Berlin. – Eine aktuelle INSA-Befragung zeigt: Anhänger der Union stehen einer Zusammenarbeit der CDU mit der AfD deutlich skeptischer gegenüber als einer Kooperation mit der Linkspartei. Auf die Frage, mit welcher Partei die CDU im Falle fehlender Alternativen nach einer Wahl eher zusammenarbeiten sollte, entschieden sich 48 Prozent der Unionswähler für die Linke.

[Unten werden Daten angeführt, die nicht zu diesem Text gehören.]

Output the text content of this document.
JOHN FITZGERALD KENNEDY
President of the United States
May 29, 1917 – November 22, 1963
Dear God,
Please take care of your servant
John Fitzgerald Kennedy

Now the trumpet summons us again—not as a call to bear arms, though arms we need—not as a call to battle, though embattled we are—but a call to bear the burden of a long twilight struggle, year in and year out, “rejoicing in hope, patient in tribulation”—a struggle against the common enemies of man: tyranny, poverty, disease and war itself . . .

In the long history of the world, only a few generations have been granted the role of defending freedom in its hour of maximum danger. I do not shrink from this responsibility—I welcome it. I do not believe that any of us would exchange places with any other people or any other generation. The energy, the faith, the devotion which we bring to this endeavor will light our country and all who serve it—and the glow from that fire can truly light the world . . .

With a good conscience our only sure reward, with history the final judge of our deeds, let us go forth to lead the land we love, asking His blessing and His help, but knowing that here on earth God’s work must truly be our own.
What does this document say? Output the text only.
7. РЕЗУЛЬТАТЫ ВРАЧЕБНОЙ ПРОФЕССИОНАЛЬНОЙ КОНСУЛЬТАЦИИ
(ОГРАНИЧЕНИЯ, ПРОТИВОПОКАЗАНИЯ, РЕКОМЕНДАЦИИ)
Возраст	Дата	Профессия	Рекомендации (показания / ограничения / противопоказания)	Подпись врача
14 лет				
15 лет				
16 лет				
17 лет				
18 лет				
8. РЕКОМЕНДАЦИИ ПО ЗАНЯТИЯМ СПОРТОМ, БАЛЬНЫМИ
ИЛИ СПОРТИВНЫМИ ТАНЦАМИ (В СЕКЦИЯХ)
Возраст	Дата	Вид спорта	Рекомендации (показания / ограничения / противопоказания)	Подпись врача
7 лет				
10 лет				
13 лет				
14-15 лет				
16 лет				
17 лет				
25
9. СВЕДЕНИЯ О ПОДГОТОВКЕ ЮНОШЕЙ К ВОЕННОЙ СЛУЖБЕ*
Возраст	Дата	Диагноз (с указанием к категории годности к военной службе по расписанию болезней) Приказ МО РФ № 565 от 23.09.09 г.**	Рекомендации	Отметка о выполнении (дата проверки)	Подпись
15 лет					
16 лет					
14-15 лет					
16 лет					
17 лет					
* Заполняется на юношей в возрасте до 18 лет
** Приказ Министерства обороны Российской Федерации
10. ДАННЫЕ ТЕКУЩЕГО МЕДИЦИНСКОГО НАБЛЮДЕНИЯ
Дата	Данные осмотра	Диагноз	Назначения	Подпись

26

Lediglich 27 Prozent bevorzugten eine Kooperation mit der AfD. Ein Viertel machte keine Angabe.
Auch in der Gesamtbevölkerung liegt die Linkspartei vor der AfD. 40 Prozent der Befragten würden eine Zusammenarbeit der CDU mit der Linken bevorzugen, während sich 36 Prozent eher für eine Kooperation mit der AfD aussprechen. 24 Prozent äußerten sich nicht.
Mehrheit der Unionswähler für AfD-Verbot
Bemerkenswert sind auch die Ergebnisse der Debatte über ein mögliches AfD-Parteiverbot. Unter den Anhängern der Union befürwortet eine absolute Mehrheit einen solchen Schritt. In der Umfrage sprachen sich 51 Prozent der CDU- und CSU-Wähler dafür aus, während 35 Prozent dagegen sind. 14 Prozent machten keine Angabe. In der Gesamtbevölkerung überwiegt hingegen die Skepsis. 47 Prozent lehnen ein Verbot eher ab, 38 Prozent sind dafür. Weitere 15 Prozent äußerten keine Meinung.
Studie zeigt tiefe Vorbehalte gegen die AfD
Die Ergebnisse fügen sich in ein breiteres Bild ein, das eine Untersuchung der Konrad-Adenauer-Stiftung zur Wahrnehmung der Parteien in Deutschland zeichnet. Demnach ist die AfD eine der Parteien, die von Anhängern anderer politischer Lager am stärksten abgelehnt wird.
Unter den Befragten mit Bindung an die CDU lehnen 81 Prozent die AfD ab. Damit ist die Ablehnung der AfD unter Unionsanhängern deutlich höher als die Ablehnung der SPD oder der FDP, die jeweils bei 24 Prozent liegt. Selbst gegenüber den Grünen, die innerhalb der Union häufig als politischer Gegenpol wahrgenommen werden, liegt die Ablehnung mit 51 Prozent deutlich niedriger. Die Linkspartei wird von 65 Prozent der CDU-Anhänger abgelehnt. Auch unter den den Befragten mit Bindung an die CSU zählt die AfD zu den am stärksten abgelehnten Parteien. 72 Prozent lehnen sie ab. Die Ablehnung der Linken ist mit 78 Prozent zwar noch etwas höher, doch auch hier liegt die AfD deutlich vor SPD, FDP oder Grünen.
Distanz zur AfD reicht weit hinaus
Die Studie zeigt zudem, dass die AfD nicht nur bei den Anhängern von SPD, Grünen oder Linken auf Ablehnung stößt. Selbst unter FDP-Anhängern lehnen 68 Prozent die AfD ab. Bei Grünen-Anhängern sind es 97 Prozent und bei SPD-Anhängern 95 Prozent.
Die Daten deuten auf eine besondere Stellung der AfD im Parteiensystem hin. Sie wird parteiübergreifend deutlich häufiger abgelehnt als die meisten anderen Parteien. Während viele Wähler Sympathien für mehrere Parteien gleichzeitig äußern, konzentrieren sich AfD-nahe Befragte weitgehend auf die eigene Partei und zeigen gegenüber anderen politischen Kräften besonders ausgeprägte Ablehnungsmuster.